Git & GitHub Assignments — Commit. Collaborate. Master.

Build real confidence with version control and team workflows. Each topic-wise set includes 20 Basic, 20 Intermediate, and 10 Advanced questions to take you from solo commits to production-grade collaboration.

Why practice with these assignments?

  • Move beyond theory—create repos, branch, merge, rebase, and resolve conflicts.
  • Learn safe history edits, release tagging, patching, and recovery.
  • Master GitHub collaboration: Issues, Pull Requests, Reviews, Actions, and Releases.
  • Prepare for interviews and real teams with tasks that mirror day-to-day workflows.

How it works

  1. Pick a topic from the list.
  2. Attempt questions in order: Basic → Intermediate → Advanced.
  3. Practice locally; push to GitHub for remote collaboration tasks.
  4. Inspect results with status, log, diff, and GitHub PR checks.
  5. Save your best solutions as portfolio-ready examples.

Notes:

  • Focus is Git 2.x and GitHub.
  • You can complete many tasks locally; GitHub tasks need a free account.
  • Use private test repos when experimenting with history rewrites.

What you’ll achieve

  • Solid mental model of working tree → index (staging) → commits → branches → remotes.
  • Confidence with branching strategies, conflict resolution, and clean history.
  • Fluency with Pull Requests, reviews, CI pipelines, and protected branches.
  • Safety skills: recover work with reflog, restore/reset, and cherry-pick.

Who should use this page?

Beginners learning version control, students preparing for interviews, and teams standardizing on professional GitHub workflows.

Tips for success

  • Commit small, focused changes with clear messages (Conventional Commits help).
  • Prefer branches + PRs over direct pushes to main; enable protection rules.
  • Rebase your feature branch before opening a PR; avoid rewriting shared history.
  • Use interactive rebase to clean up commits before merge (squash/fixup).
  • Learn reflog—it’s your safety net for recovering work.
  • Keep .gitignore/.gitattributes close to the codebase; fix line endings early.
  • Add CI (GitHub Actions) to run tests/linters on every PR.

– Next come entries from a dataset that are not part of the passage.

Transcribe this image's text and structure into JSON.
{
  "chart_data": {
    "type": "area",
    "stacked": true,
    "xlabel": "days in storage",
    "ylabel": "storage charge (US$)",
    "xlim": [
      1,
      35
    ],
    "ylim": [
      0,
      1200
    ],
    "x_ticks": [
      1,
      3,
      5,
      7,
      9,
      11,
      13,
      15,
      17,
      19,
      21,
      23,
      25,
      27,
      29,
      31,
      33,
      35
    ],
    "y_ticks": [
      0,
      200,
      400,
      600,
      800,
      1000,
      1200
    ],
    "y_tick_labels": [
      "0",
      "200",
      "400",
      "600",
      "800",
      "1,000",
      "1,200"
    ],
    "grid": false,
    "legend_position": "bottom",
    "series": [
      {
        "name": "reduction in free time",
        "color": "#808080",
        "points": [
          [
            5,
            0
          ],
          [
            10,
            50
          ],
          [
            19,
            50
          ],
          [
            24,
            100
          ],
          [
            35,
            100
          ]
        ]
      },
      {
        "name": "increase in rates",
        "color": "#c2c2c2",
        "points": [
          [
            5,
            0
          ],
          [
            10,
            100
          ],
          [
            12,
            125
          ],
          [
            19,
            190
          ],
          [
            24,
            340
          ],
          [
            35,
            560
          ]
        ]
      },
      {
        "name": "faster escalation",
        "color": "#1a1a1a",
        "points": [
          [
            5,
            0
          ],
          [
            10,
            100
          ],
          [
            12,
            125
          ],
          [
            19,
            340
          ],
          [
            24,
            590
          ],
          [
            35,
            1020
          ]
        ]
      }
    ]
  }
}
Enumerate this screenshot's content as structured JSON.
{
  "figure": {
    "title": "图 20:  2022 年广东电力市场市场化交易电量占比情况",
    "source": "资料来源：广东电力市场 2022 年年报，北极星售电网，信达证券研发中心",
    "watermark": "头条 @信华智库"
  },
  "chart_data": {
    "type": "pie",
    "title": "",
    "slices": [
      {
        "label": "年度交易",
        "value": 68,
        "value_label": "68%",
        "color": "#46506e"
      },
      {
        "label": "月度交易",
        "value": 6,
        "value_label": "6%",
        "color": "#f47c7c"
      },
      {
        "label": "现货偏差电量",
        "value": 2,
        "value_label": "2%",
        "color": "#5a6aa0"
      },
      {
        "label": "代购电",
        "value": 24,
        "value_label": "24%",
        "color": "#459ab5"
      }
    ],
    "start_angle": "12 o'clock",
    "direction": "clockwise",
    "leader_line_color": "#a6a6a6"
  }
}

Ready to build real confidence in Git and GitHub? Pick a set below and start solving!

FAQs

Q1. Do I need GitHub to finish these?
Many tasks are local-only. Collaboration, pull requests, and CI tasks require a free GitHub account.

Q2. Do I need to know Git before starting?
Yes. You should be familiar with basic commands like git init, git add, git commit, and git push. The assignments build on these fundamentals.

Q3. Can I do these assignments on Windows, Mac, or Linux?
Yes. Git works on all platforms. Just install Git, configure your username and email, and you are ready to go.

Q4. How do I verify correctness?
Use commands like git status, git log --graph --oneline --decorate, git diff, and GitHub PR checks. Ensure CI pipelines pass and branch protection rules are satisfied.

Q5. Is it safe to rewrite history?
Rewrite history only on private or unshared branches. Never rewrite history on branches that others have already pulled.

Q6. Are there solutions available?
Yes. Selected topics include reference flows and example commands. Review them only after attempting the tasks yourself.

Q7. What topics are covered in these assignments?
You will practice branching, merging, rebasing, pull requests, collaboration workflows, CI/CD basics, and handling merge conflicts.

Q8. How much time should I spend per assignment?
Plan 10–40 minutes per difficulty band per topic. CI, monorepo, and advanced branching tasks may take longer.

Q9. Do I need external tools besides Git and GitHub?
Not always. Most assignments rely only on Git CLI and GitHub UI. Some tasks may recommend CI services like GitHub Actions.

Q10. Can these assignments help me in job interviews?
Absolutely. Git & GitHub are required skills in most companies. These assignments give you hands-on experience with workflows used in real projects.